5. Apply epoxy to the mat side of the brown paper, use a credit card or something to spread out the epoxy. As in the case of epoxy and balsa sheeting, it is very important to use as little glue as possible, the surface of the paper should only look darker. Use lamination epoxy, West system works fine for me. Lay the epoxied sheet on the core and put the lay-up into the vacuum bag, apply suction and remove any wrinkles as the bag is squeezing the core. Let the wing rest in the core cut outs during the curing. Cover simultaneously as many surfaces you feel comfortable with, for small wings I cover all surfaces at the same time. Let the epoxy cure completely before you do anything serious with the wing, if you test the strength to early you will certainly end up with a ruined wing (been there, done that). I use a refrigerator compressor as vacuum pump and I make the bags from plastic bought in rolls at the general store. Use a low vacuum pressure so that you don't compress the foam.
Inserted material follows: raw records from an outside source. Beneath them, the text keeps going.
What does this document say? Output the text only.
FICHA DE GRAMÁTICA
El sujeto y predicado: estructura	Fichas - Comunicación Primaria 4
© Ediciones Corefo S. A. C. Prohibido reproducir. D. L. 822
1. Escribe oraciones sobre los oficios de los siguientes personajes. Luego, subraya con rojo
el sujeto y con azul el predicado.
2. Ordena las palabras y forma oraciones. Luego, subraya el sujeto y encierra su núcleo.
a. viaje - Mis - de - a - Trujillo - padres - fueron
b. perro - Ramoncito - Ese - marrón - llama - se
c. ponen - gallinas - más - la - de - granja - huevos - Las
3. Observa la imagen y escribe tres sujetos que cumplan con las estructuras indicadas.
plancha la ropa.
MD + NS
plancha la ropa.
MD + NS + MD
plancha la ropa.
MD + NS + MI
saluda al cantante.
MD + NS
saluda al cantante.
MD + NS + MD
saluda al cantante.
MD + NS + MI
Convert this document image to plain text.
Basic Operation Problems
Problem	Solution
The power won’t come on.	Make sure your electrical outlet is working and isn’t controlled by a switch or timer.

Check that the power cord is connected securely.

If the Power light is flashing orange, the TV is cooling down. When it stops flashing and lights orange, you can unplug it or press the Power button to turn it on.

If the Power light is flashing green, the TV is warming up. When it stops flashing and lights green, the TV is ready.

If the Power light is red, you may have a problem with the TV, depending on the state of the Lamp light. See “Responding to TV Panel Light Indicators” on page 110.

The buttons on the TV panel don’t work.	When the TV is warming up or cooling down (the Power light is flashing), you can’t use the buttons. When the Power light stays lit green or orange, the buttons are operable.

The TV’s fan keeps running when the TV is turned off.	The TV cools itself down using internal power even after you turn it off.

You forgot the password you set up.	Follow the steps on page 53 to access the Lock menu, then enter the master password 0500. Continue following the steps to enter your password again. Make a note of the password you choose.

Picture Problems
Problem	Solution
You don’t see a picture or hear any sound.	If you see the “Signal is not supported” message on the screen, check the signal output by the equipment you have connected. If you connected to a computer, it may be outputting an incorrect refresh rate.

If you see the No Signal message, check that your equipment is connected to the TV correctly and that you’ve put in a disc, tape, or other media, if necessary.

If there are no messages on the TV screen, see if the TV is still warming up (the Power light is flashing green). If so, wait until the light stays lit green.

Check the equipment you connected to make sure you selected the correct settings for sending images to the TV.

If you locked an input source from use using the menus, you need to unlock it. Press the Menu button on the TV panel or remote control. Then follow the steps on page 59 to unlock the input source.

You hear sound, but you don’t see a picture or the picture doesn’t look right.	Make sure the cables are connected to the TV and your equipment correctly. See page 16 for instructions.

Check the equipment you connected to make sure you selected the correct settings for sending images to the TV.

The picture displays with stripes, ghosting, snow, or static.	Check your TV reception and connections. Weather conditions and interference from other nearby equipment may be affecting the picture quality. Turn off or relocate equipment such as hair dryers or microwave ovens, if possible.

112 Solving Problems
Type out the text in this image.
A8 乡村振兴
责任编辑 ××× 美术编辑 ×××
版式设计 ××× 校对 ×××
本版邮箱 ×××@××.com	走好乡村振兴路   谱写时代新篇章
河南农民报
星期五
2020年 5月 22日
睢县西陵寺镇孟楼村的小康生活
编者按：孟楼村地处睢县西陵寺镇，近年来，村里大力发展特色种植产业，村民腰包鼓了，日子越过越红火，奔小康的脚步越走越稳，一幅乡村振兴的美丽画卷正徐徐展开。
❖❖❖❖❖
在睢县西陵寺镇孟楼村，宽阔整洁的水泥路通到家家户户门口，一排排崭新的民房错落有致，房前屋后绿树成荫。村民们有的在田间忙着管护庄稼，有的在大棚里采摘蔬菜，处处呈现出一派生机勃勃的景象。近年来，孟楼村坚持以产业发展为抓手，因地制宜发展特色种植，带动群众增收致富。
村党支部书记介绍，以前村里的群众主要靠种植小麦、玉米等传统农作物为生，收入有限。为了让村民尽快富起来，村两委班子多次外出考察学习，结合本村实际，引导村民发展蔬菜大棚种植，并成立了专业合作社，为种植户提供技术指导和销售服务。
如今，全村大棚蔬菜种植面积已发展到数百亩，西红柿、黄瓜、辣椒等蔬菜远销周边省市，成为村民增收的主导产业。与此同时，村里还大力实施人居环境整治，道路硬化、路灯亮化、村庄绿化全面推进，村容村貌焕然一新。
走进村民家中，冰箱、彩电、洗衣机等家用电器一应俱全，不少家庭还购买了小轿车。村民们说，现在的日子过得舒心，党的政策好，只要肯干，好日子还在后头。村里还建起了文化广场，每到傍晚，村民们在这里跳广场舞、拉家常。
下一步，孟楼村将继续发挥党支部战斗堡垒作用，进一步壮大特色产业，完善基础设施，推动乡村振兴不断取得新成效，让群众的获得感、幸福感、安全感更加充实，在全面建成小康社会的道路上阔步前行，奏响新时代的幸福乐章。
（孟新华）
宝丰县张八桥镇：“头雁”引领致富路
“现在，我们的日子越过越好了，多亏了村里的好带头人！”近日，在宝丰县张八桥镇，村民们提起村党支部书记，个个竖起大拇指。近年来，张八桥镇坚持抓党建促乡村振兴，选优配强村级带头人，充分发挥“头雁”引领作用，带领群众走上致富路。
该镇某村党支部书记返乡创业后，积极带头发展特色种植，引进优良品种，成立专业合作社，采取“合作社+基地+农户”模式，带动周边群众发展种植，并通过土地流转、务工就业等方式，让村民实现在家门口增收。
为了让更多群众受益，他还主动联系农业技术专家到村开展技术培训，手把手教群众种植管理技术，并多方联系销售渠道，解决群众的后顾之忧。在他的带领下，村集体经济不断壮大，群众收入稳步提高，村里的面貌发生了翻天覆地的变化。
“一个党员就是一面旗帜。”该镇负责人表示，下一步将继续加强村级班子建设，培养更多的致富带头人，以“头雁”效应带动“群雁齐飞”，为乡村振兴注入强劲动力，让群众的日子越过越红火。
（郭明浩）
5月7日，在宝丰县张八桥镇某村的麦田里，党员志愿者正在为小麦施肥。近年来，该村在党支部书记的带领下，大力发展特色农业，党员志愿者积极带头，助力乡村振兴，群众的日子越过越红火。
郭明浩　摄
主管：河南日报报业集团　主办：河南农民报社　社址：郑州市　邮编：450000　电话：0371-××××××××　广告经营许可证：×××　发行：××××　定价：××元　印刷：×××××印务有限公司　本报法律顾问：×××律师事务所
If you don't have or don't want a vacuum system, you can probably cover one side at the time, with good results, by hanging the brown paper over the core and adding weight to the edges. I haven't tried it but I think i should work fine.

6. Trim of the TE with a knife and a ruler. Cut out for and add rudder surfaces, landing gear blocks and whatever you want.

I you used the lightweight putty and achieved a smooth surface before applying the epoxy and brown paper, there should be very little work left before you can paint the wing Be careful when you choose paint, some agressive paints may search its way through imperfections in the thin epoxy layer and attack the foam.